A l’ouverture de Dak’art 2022, il fût souligné au sujet de la Chine, pays invité, le premier rang qu’elle occupe dans le marché de l’art de quoi susciter davantage de curiosité et forcément, des interrogations.
Qu’y a-t-il d’extra-ordinaire dans ce marché? Les acteurs de cette chaîne de valeur, qu’ont ils compris? Que font-ils mieux?
Le concept d’énergie de transition / énergie active a été emprunté à la physique quantique pour formuler le concept curatorial en écho à Ī Ndaffa. À travers une sélection de 12 artistes ayant grandi à une époque de développement rapide en Chine (1967***), il est illustré le mouvement de bascule entre la transition individuelle de l’artiste et la transition de la communauté culturelle à laquelle ils appartiennent. En d’autres termes, le fruit ne tombe jamais loin de l’arbre.

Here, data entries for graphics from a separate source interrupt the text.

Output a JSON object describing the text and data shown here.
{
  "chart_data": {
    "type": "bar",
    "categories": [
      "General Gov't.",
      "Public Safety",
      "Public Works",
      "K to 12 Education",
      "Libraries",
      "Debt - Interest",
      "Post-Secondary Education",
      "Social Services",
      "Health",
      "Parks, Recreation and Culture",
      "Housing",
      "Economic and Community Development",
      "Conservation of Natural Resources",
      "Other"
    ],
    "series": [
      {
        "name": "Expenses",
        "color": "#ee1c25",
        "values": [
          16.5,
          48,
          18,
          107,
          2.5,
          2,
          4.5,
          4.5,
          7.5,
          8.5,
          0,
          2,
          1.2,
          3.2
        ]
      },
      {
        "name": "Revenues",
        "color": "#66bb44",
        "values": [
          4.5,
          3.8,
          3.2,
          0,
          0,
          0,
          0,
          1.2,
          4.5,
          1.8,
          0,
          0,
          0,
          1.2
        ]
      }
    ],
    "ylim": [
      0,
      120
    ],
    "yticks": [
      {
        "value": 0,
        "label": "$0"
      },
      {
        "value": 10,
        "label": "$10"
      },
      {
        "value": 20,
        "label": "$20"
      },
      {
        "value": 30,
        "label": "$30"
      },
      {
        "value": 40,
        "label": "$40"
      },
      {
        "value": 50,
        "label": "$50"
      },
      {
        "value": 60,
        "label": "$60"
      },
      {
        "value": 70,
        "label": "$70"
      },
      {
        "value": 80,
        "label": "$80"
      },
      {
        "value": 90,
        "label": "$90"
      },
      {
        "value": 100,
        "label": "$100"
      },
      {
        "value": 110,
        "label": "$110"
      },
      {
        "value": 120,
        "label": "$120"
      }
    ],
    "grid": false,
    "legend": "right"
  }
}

Ce projet curatorial s’interroge aussi sur l’avenir du monde et est d’avis que la longue histoire de civilisation et la sagesse ancienne basée sur la nature, l’humanité, la vérité, la bonté, la beauté, la vie et la mort qu’ont en partage la Chine et l’Afrique [mieux les afriques] sont les atouts majeurs dont chacune dispose chacune pour affronter les défis posés par le progrès et assumer leur part de responsabilité.
A première vue, il se dégage professionnalisme et sérieux dans le travail. A l’entrée, un catalogue d’exposition retrace le parcours des artistes exposés et offre des éléments d’information sur les œuvres exposées. En le lisant, on est tout de suite frappé par la double casquette de professeur entendu ici comme grade élevé de l’enseignement supérieur et d’artiste reconnu de la sélection ainsi que leur riche expérience nationale et internationale.
En visitant cette exposition, je me suis posée trois questions qui peuvent sembler triviales ou banales: Qu’est ce qu’un artiste contemporain? Comment un artiste répond il à sa contemporanéité? Quid des consommateur d’expositions (visiteurs, collectionneurs, etc.) ? Comment trouve-il en cette production artistique les éléments qui lui permettent de documenter ou garder une trace de son présent qui deviendra plus tard son passé? Sans forcément chercher à répondre à ce triple questionnement, j’ai trouvé en cette exposition une diversité de matériaux, de formes et de sujets d’intérêt liée certainement à la sensibilité des artistes.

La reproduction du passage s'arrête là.